The Instant Expert: to the aficionado, a cigar is never just a cigar



THE BASICS

A cigar is a rolled bundle of dried tobacco that's ignited and sucked on to draw smoke into the mouth. Cigar tobacco is grown especially in the tropics, most notably in Cuba, Costa Rica, the Dominican Republic, Nicaragua and Honduras, as well as in Brazil, Cameroon, Indonesia, Mexico, the Philippines and the eastern United States. The word comes from sikar, the Mayan-Caribbean Indian word for smoking, which became cigarro in Spanish.

WHO STARTED CIGAR SMOKING?

Two of Christopher Columbus's crewmen are said to have been presented dried tobacco leaves by natives on the island of Hispaniola in 1492. They encountered tobacco leaves again in Cuba, where the Tainos people smoked them rolled in palm or plantain leaves. The sailors acquired the habit and took it home, and it spread across the globe.

WHY IS IT ENJOYABLE?

Oral fixations and armchair psychology aside, it's all about flavour. Cigar smokers can wax every bit as poetically (and as tediously) as wine snobs, with references to spicy, peppery (red or black), sweet, harsh, burnt, green, earthy, woodsy, cocoa, roasted, aged, nutty, creamy, cedar, oak, chewy, fruity and leathery overtones and undertones.

THE DISSENTING OPINION

It's a vile, disgusting habit. It has a demonstrable health risk. It's expensive. You can never get the smell out of carpets, drapes, clothing, pores and hair.

WHAT ELSE AFTER FLAVOUR?

Smoothness and size. Cigars are light, medium or heavy in strength of smoke. They are measured by length (in inches) and ring size (diameter). A small, light cigar might be a Romeo y Julieta small panatella, which is five inches long and has a ring size of 33 (meaning it is 33/64ths of an inch wide); a large, heavy cigar might be a Partagas gran corona, which is 9 inches long and has a ring size of 47.

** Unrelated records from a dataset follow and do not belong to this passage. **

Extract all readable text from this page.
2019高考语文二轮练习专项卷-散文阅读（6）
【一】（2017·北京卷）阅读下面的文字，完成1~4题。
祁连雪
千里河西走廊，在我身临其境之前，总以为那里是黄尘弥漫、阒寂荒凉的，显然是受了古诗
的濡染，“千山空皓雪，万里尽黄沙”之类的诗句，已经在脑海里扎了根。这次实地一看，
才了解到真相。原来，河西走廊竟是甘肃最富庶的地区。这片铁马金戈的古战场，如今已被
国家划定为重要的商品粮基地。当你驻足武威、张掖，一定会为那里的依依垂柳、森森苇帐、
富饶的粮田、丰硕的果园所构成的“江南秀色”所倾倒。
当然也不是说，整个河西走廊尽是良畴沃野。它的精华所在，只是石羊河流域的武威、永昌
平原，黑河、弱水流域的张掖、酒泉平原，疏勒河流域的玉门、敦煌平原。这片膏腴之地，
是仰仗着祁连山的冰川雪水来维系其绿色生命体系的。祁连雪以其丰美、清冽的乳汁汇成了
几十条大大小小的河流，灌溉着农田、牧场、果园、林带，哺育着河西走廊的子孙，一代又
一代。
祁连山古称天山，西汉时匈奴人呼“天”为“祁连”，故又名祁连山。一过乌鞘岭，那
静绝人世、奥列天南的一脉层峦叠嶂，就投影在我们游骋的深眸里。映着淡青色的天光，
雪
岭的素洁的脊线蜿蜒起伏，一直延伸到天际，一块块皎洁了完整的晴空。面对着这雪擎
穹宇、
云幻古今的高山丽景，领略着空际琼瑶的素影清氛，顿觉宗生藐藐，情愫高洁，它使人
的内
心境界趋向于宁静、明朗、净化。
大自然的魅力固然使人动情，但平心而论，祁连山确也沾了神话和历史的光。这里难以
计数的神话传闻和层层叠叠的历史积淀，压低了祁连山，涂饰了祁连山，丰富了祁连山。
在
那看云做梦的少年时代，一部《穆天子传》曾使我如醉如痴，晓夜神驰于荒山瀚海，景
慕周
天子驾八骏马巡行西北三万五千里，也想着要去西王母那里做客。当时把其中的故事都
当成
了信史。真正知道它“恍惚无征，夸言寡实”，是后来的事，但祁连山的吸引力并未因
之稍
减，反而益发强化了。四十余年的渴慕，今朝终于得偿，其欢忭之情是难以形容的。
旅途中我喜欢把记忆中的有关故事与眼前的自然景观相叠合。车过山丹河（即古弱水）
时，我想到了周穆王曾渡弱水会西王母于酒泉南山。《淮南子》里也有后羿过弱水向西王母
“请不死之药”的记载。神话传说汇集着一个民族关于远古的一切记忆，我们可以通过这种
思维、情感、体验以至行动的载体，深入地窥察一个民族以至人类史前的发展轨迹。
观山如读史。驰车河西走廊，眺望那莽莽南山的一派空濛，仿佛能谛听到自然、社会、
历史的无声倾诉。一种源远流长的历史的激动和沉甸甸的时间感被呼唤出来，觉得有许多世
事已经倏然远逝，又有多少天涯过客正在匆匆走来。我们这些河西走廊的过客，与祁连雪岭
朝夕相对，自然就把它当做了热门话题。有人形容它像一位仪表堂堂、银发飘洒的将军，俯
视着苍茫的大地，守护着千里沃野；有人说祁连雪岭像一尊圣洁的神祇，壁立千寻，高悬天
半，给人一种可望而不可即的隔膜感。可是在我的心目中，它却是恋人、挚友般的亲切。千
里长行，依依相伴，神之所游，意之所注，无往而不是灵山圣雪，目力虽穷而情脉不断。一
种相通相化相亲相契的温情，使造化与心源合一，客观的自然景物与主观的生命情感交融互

SO WHAT'S ALL THIS ABOUT CUBAN CIGARS?

They are one of life's most luxurious indulgences. Demand - especially after the cigar craze erupted in the 1990s - far exceeds production, which is why they're so bloody expensive (easily surpassing Dh100 for a good one). The Caribbean island's soil, climate and humidity are perfect for growing tobacco, and manufacturing standards remain high. Beware, however: Cuban cigars are heavily counterfeited, especially in the US, which continues its economic boycott of the communist country.

WHAT ELSE DO I NEED TO KNOW?

Quite a lot - about fillers, binders and wrappers, lighters, cutters and humidors, hand-rolled vs machine-made, cigar varieties and makers, and more - but M's editor, who inexplicably has failed to include the cigar in her vast appreciation for the finer things in life, refuses to approve an extra page here. Fortunately, a good tobacconist and Smoke and Cigar Aficionado magazines can provide more expertise.

THE BEST CIGAR MOVIE EVER

Harvey Keitel stars in the wonderful

Smoke

, a 1995 independent film directed by Wayne Wang that's centred in a Brooklyn smoke shop and deftly weaves together the life-affirming stories of its owner and customers.

CIGARS IN POP MUSIC

Have a Cigar by Pink Floyd, A Small Cigar by Jethro Tull, The Man with the Cigar by Herman's Hermits.

A CIGAR PALINDROME

Cigar? Toss it in a can! It is so tragic!

AN EASY GUIDE TO LIFE

"If a woman knows a man's preferences, including his preference in cigars, and if a man knows what a woman likes, they will be suitably armed to face one another." - Colette

Five famous cigar smokers

WINSTON CHURCHILL

Affect a bulldog-like grimace, flash the "V" for victory sign and clamp a big cigar in your teeth, and everyone will know who you're impersonating. The imposing Churchill, at seven inches long and with a ring gauge of 47, is named for the British leader, who enjoyed eight to 10 smokes a day.

KING EDWARD VII

"Gentlemen, you may smoke," said the new king shortly after taking the throne in 1901. Thus ended the ban that Queen Victoria had imposed on the royal premises. Earlier, in 1866, the then-Prince of Wales quit his London gentlemen's club over its no-smoking policy.

MARK TWAIN

"If there are no cigars in heaven, I shall not go," Twain said. "I smoke in moderation," he also said. "Only one cigar at a time." He went through up to 40 a day.

RUDYARD KIPLING

It was the Nobel Prize-winning English writer and poet and macho chronicler of colonialism who observed: "A woman is a woman but a good cigar is a smoke."

SIGMUND FREUD

The father of psychoanalysis, who saw symbolism practically everywhere, conceded that "sometimes a cigar is just a cigar." He enjoyed an average of 20 stogies a day.